Eroding democratic institutions
- The Sangai Express Editorial :: August 14, 2012 -
It was more than an attack on an individual.
It was an assault on a crucial institution in a democracy.
It was also a manifestation of the failure of the State.
The August 11 bomb attack at the residence of the president of the All Manipur Working Journalists' Union by a group which come under the name of a splinter group of a breakaway faction of an armed group was not the first time and neither will it be the last.
There are however certain things which set this attack apart from the earlier assaults.
The bomb in this case actually exploded.
It also came in the midst of the intensified security measures taken up ahead of the Independence Day celebration on August 15.
It also came despite the journalists fraternity highlighting the threats and intimidations as well as the 'targeted' names of some Editors furnished by the attackers to the Government and the police.
Bombs are not uncommon in Manipur, but it says something profound when these bombs start to rain on an institution on which the very premises of democracy and by extension the legitimacy of the elected Government rests.
This was the message that was rung out when the bomb landed and exploded at the courtyard of the president of AMWJU, but has this stuck to the consciousness of the Congress Government.

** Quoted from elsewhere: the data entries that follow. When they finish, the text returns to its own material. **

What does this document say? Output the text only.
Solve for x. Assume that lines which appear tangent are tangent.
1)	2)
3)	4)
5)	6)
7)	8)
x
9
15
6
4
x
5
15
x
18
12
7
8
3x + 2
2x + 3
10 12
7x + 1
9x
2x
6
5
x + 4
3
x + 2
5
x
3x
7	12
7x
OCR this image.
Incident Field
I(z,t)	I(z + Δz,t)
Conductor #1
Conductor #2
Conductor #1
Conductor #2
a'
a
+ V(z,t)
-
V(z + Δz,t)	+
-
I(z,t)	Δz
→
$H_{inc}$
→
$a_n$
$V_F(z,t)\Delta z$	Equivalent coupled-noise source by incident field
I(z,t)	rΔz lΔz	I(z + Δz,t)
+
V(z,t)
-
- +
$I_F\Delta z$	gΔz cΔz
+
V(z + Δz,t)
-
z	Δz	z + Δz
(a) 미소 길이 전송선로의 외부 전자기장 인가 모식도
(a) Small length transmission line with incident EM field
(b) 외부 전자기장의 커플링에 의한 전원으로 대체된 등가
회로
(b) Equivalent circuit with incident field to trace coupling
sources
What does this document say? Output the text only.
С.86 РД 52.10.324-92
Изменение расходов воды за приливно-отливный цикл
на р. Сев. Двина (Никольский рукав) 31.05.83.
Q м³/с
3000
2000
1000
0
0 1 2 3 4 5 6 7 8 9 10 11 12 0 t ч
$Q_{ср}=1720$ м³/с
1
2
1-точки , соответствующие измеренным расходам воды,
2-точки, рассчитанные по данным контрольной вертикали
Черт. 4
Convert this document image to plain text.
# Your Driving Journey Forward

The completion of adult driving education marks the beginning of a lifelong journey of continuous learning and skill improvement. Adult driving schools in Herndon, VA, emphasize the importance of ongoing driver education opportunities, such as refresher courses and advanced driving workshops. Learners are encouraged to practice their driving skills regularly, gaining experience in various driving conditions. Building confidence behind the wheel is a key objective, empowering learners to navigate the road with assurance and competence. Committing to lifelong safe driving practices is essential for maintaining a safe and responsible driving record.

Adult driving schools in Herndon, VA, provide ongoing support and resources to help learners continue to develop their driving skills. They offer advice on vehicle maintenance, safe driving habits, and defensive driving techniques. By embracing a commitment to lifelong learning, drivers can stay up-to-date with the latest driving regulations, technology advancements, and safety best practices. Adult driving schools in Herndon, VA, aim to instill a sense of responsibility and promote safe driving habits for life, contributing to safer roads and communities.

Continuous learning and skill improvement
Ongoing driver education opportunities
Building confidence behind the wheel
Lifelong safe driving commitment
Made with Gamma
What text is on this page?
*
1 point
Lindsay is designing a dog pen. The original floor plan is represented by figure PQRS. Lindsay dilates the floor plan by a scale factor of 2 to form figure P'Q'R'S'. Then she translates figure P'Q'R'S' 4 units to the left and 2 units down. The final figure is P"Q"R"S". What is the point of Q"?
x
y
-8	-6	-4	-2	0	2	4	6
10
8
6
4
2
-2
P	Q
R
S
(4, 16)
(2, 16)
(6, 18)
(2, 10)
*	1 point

Does it really care ? Ideally this should not be the time to deal with such questions, but so dicey is the situation, that raise these questions, we must, if not for the security of journalists but to protect an edifice of democracy.
So muddied has the situation become that today it borders on the impossible to tell the chaff from the grain and to a large extent the Government and its agencies should be held responsible for creating such a situation in the first place.
When prisons, in this case Sajiwa jail, become a sort of haven for criminals to draw up their agenda and actually have them carried out outside the four walls of the jail, when groups with dubious antecedents are accorded a certain status by engaging them in political dialogue, when the unofficial talk is about the Government agencies using such groups for their clandestine operations, then the first casualties are undoubtedly going to be the very foundations on which the Government rests.
This is what has been happening in Manipur for far too long.
Not without a reason are fingers pointed at the contractor-politician-gun slingers-security forces nexus.
When journalists are not in a position to dispense with their duty in a secure environment, when each telephone call turns into threats with dire consequences, when security personnel are deployed at media houses, the tall talk of the Government that law and order has improved sounds pathetic.
It is a classic example of Imphal and Delhi refusing to broaden their vision and break free from the shackle of viewing everything through the prism of insurgency.